Instacartは2026年5月6日、10年間のユーザーデータを活用して混雑するオンライン食料品市場の競合他社に直接挑む、AI搭載のパーソナルショッパー「カート・アシスタント(Cart Assistant)」の試験運用開始を発表しました。
「私たちは、体験をよりパーソナライズされ直感的なものにするために、AIの活用をますます進めています」と、クリス・ロジャース最高経営責任者(CEO)は述べ、検索、節約情報の発見、AIによる代替品提案のアップグレードを強調しました。
この新しい対話型ショッピングツールは、現在米国顧客の約25%が利用可能で、ChatGPTやClaudeなどの外部プラットフォームと連携しています。この動きは、Maplebear Inc.(NASDAQ: CART)として運営される同社が、第1四半期の総取扱高(GTV)が前年同期比13%増の102.9億ドルに達したと報告した中で行われました。
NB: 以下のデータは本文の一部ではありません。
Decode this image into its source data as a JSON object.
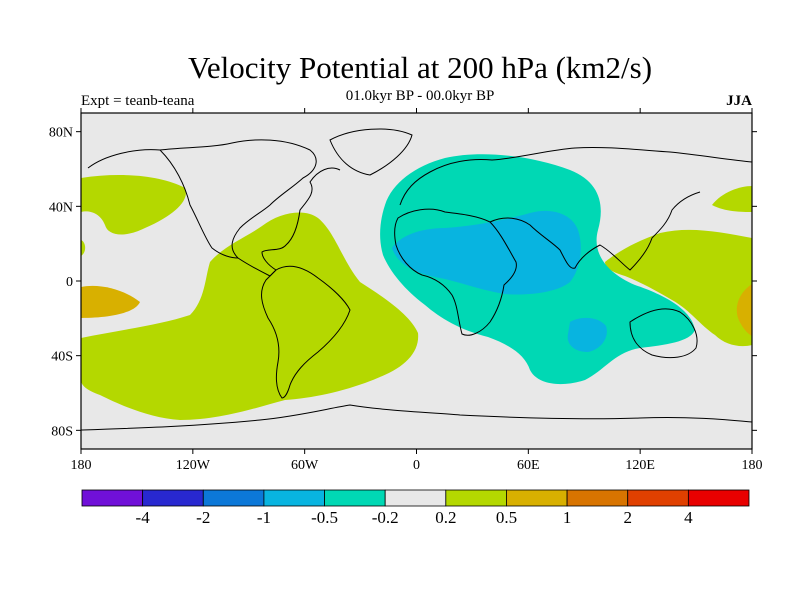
{
  "title": "Velocity Potential at 200 hPa (km2/s)",
  "subtitle": "01.0kyr BP - 00.0kyr BP",
  "left_label": "Expt = teanb-teana",
  "right_label": "JJA",
  "map": {
    "lon_range": [
      -180,
      180
    ],
    "lat_range": [
      -90,
      90
    ],
    "lat_ticks": [
      {
        "value": 80,
        "label": "80N"
      },
      {
        "value": 40,
        "label": "40N"
      },
      {
        "value": 0,
        "label": "0"
      },
      {
        "value": -40,
        "label": "40S"
      },
      {
        "value": -80,
        "label": "80S"
      }
    ],
    "lon_ticks": [
      {
        "value": -180,
        "label": "180"
      },
      {
        "value": -120,
        "label": "120W"
      },
      {
        "value": -60,
        "label": "60W"
      },
      {
        "value": 0,
        "label": "0"
      },
      {
        "value": 60,
        "label": "60E"
      },
      {
        "value": 120,
        "label": "120E"
      },
      {
        "value": 180,
        "label": "180"
      }
    ],
    "background_color": "#e8e8e8"
  },
  "colorbar": {
    "colors": [
      "#7010d8",
      "#2828d0",
      "#0c78d8",
      "#08b4e0",
      "#00d8b4",
      "#e8e8e8",
      "#b4d800",
      "#d8b000",
      "#d87400",
      "#e04000",
      "#e80000"
    ],
    "labels": [
      "-4",
      "-2",
      "-1",
      "-0.5",
      "-0.2",
      "0.2",
      "0.5",
      "1",
      "2",
      "4"
    ]
  }
}
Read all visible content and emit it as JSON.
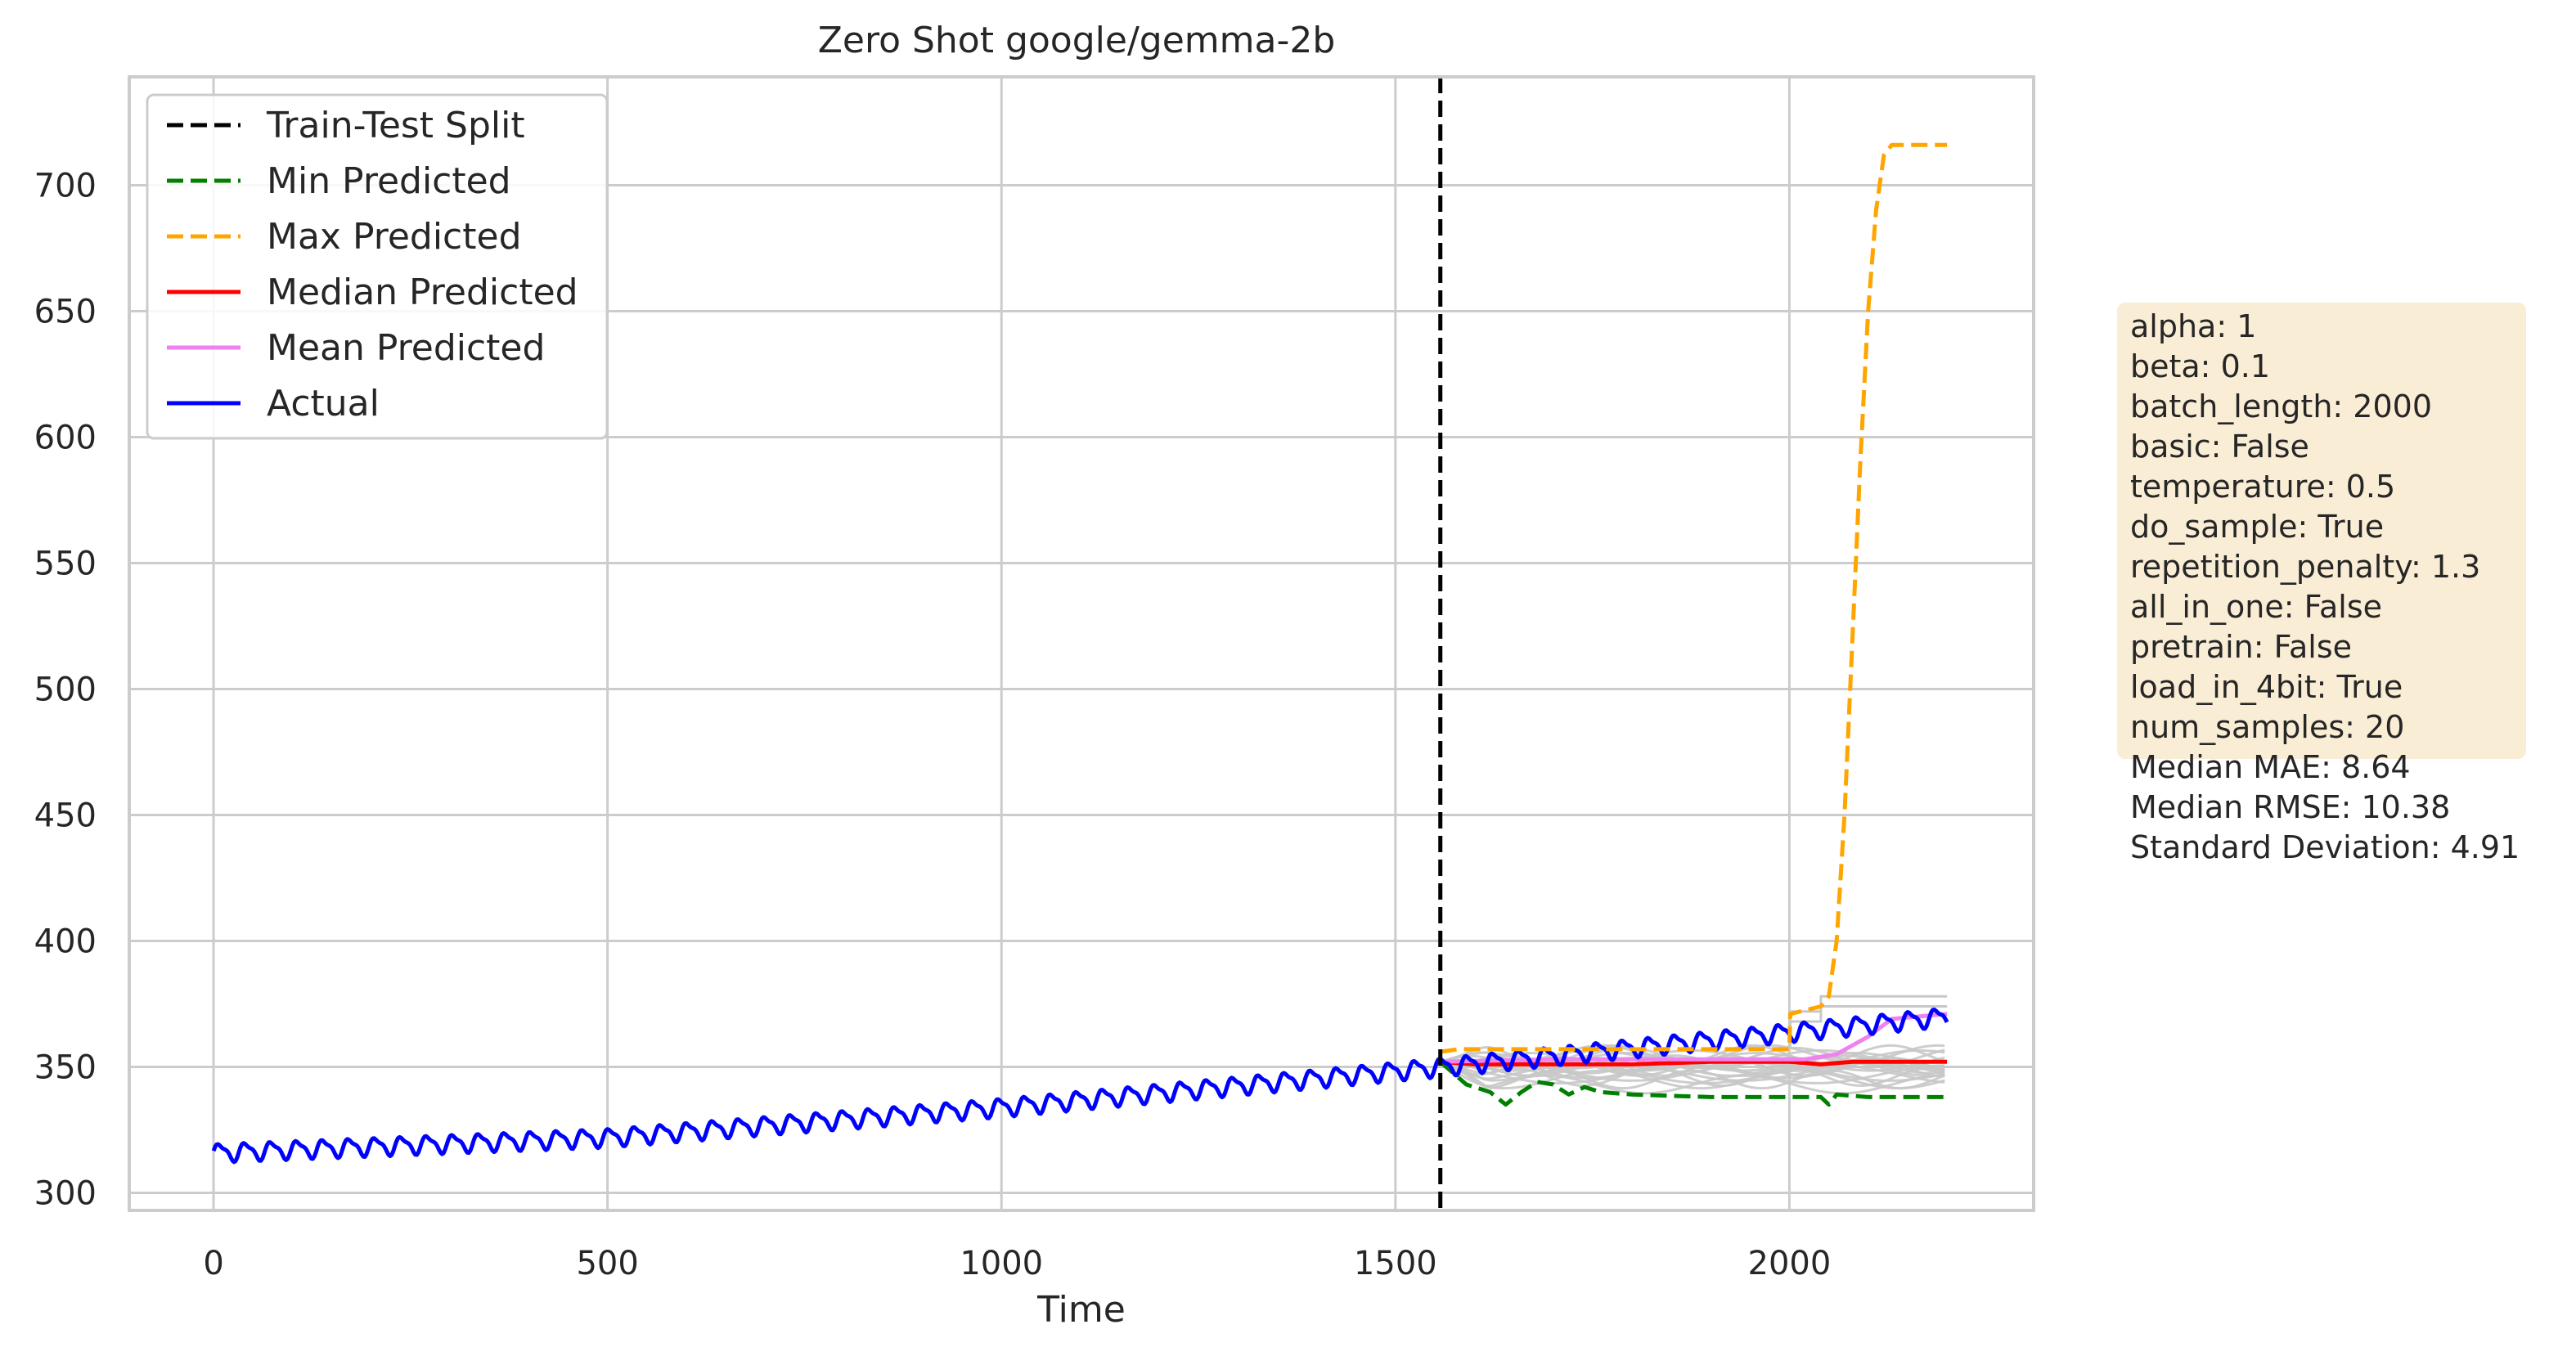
{
  "chart_data": {
    "type": "line",
    "title": "Zero Shot google/gemma-2b",
    "xlabel": "Time",
    "ylabel": "",
    "xlim": [
      -107,
      2310
    ],
    "ylim": [
      293,
      743
    ],
    "x_ticks": [
      0,
      500,
      1000,
      1500,
      2000
    ],
    "y_ticks": [
      300,
      350,
      400,
      450,
      500,
      550,
      600,
      650,
      700
    ],
    "grid": true,
    "legend_position": "top-left",
    "split_x": 1557,
    "series": [
      {
        "name": "Train-Test Split",
        "color": "#000000",
        "dash": true
      },
      {
        "name": "Min Predicted",
        "color": "#008000",
        "dash": true
      },
      {
        "name": "Max Predicted",
        "color": "#ffa500",
        "dash": true
      },
      {
        "name": "Median Predicted",
        "color": "#ff0000",
        "dash": false
      },
      {
        "name": "Mean Predicted",
        "color": "#ee82ee",
        "dash": false
      },
      {
        "name": "Actual",
        "color": "#0000ff",
        "dash": false
      }
    ],
    "actual_trend": [
      [
        0,
        316
      ],
      [
        500,
        322
      ],
      [
        1000,
        334
      ],
      [
        1557,
        350
      ],
      [
        2200,
        370
      ]
    ],
    "actual_amplitude": 3.2,
    "actual_period": 33,
    "min_predicted": [
      [
        1557,
        352
      ],
      [
        1590,
        343
      ],
      [
        1620,
        340
      ],
      [
        1640,
        335
      ],
      [
        1660,
        340
      ],
      [
        1680,
        344
      ],
      [
        1700,
        343
      ],
      [
        1720,
        339
      ],
      [
        1740,
        342
      ],
      [
        1760,
        340
      ],
      [
        1800,
        339
      ],
      [
        1900,
        338
      ],
      [
        2000,
        338
      ],
      [
        2040,
        338
      ],
      [
        2050,
        335
      ],
      [
        2060,
        339
      ],
      [
        2100,
        338
      ],
      [
        2200,
        338
      ]
    ],
    "max_predicted": [
      [
        1557,
        356
      ],
      [
        1580,
        357
      ],
      [
        2000,
        357
      ],
      [
        2001,
        371
      ],
      [
        2040,
        374
      ],
      [
        2050,
        378
      ],
      [
        2060,
        400
      ],
      [
        2070,
        450
      ],
      [
        2080,
        520
      ],
      [
        2090,
        590
      ],
      [
        2100,
        650
      ],
      [
        2110,
        690
      ],
      [
        2120,
        712
      ],
      [
        2130,
        716
      ],
      [
        2200,
        716
      ]
    ],
    "median_predicted": [
      [
        1557,
        352
      ],
      [
        1600,
        351
      ],
      [
        1800,
        351
      ],
      [
        1900,
        352
      ],
      [
        2000,
        352
      ],
      [
        2040,
        351
      ],
      [
        2080,
        352
      ],
      [
        2200,
        352
      ]
    ],
    "mean_predicted": [
      [
        1557,
        352
      ],
      [
        1700,
        353
      ],
      [
        1900,
        353
      ],
      [
        2020,
        353
      ],
      [
        2060,
        355
      ],
      [
        2100,
        362
      ],
      [
        2130,
        369
      ],
      [
        2200,
        371
      ]
    ],
    "sample_levels": [
      355,
      354,
      350,
      352,
      348,
      346,
      351,
      349,
      353,
      347,
      345,
      350,
      343,
      352,
      348,
      350,
      355,
      345,
      353,
      347
    ],
    "sample_upper_step": {
      "x": 2040,
      "values": [
        378,
        374
      ]
    },
    "info_box": {
      "params": [
        "alpha: 1",
        "beta: 0.1",
        "batch_length: 2000",
        "basic: False",
        "temperature: 0.5",
        "do_sample: True",
        "repetition_penalty: 1.3",
        "all_in_one: False",
        "pretrain: False",
        "load_in_4bit: True",
        "num_samples: 20"
      ],
      "metrics": [
        "Median MAE: 8.64",
        "Median RMSE: 10.38",
        "Standard Deviation: 4.91"
      ],
      "box_color": "#f5deb3"
    }
  }
}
AIの導入は、四半期売上高が14%増の10.2億ドルに達したことと相まって、顧客エンゲージメントを深め、売上高が16%増の2.86億ドルとなった高利益の広告事業を強化することを目指しています。
財務の強みがAI戦略を後押し
同社の堅調な財務業績は、新しいAI施策の強固な基盤となっています。Instacartは第1四半期のGAAP純利益を1.44億ドルと報告し、自社株買いの枠を10億ドル追加することを発表して投資家に自信を示しました。これを受けてCantor Fitzgeraldは、顧客向けのメモの中で、強力な実行力と戦略的進展を挙げ、同社の目標株価を47ドルから52ドルに引き上げました。
法人向け事業と広告の統合
AIの推進は消費者向けアプリにとどまりません。Instacartは、ALDIやCostcoなどのパートナー向け法人ソリューション「Storefront Pro」にAIを組み込んでおり、広告ネットワーク「Carrot Ads」のパートナー数は現在310社を超えています。ロジャース氏は、Storefront Proにアップグレードした小売業者はオンライン売上高が平均10ポイント向上しており、消費者向けマーケットプレイスを補完する強力なB2Bエコシステムが構築されていると指摘しました。
激化するAIショッピングの競争環境
Instacartは膨大なデータの優位性を活用していますが、この動きはMetaのような企業が独自のAIショッピングツールを開発しているという、業界全体の広範なトレンドも反映しています。大規模言語モデルと統合することで、Instacartは「顧客がいる場所ならどこにでも」存在することを目指し、この戦略を中抜きのリスクではなく、需要増加のチャネルとして位置づけています。10年間の購買データをリアルタイムのショッピングアシスタントに変換する同社の能力は、市場シェアを守る上で極めて重要になるでしょう。
本記事は情報提供のみを目的としており、投資勧誘を目的としたものではありません。